Subject: Re: [xsl] Regular Expressions in XPath 2.0 From: "Rashmi Rubdi" <rashmi.sub@xxxxxxxxx> Date: Sun, 22 Apr 2007 00:44:58 -0400 |
I read all replies and would like to thank everyone for further guidance and replies.
Almost every Regexp package in every language, find it's root in Perl's regexp. Similar but not identical. Pretty well a subset of what's in Perl.
They are similar and certainly not identical An important information, is that they are an extension of XML Schema's Regexp.
I would say that learning them for XPath, is a good start because you can test them easily in XSLT examples.
Thanks, infact one of the first examples in the XSLT 2.0 Reference book is an excellent implementation of tabulating work frequencies. I tried this example, and I'm going to try more examples as well.
This is a good place to start... http://www.roblocher.com/technotes/regexp.aspx
Thanks for the above link, it's nice to have a tabular reference of patterns as shown with the link, I tried the pattern \W+ , to match one or more non-word characters, it matched the first non-word.
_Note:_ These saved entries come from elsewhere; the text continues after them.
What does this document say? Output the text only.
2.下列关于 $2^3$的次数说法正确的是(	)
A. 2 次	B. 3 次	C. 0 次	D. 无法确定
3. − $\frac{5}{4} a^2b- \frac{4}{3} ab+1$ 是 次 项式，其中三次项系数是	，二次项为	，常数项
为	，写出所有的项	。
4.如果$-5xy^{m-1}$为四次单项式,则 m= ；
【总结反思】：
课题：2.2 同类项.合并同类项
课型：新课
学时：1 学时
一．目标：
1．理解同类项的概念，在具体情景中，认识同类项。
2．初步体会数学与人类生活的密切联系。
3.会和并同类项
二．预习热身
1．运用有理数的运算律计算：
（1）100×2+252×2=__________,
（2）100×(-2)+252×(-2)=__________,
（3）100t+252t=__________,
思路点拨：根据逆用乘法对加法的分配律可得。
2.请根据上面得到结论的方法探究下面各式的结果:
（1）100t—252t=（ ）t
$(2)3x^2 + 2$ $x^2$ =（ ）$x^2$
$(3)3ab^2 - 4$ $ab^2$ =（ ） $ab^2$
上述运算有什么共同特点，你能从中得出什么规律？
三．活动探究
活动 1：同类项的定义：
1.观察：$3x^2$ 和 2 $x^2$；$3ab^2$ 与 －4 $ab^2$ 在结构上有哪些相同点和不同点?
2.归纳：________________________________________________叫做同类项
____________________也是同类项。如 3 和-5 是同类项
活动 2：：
Nevertheless, it's a useful reference.
Don't know if this is close or very different from the XPath 2.0 regexs, but this seems like an extensive tutorial: http://www.regular-expressions.info/tutorial.html
Thanks for the link, I also have a book on RegEx, but in school we were taught regular expressions with diagrams -- I think those were Finite Automata diagrams -- unfortunately none of the books or websites (tutorials) on Regular Expressions use those diagrams to represent regular expression patterns.
Regular expression pattern diagrams really helped in understanding or in representing regular expressions.
I'll research on text books/sites etc that explain Regular Expressions in automata diagrams.
There's no standard.
but in recent years many languages have imitated Perl to some extent, despite the fact that Perl regular expressions are very poorly specified (try for example to find the rules on when \n is a back-reference and when it is an octal character escape).
although perl is just a youngster really and picked up much of that from teh usual unix tools such as sed and awk, regular expressions themselves are of course rather older than digital computers, so much older than perl.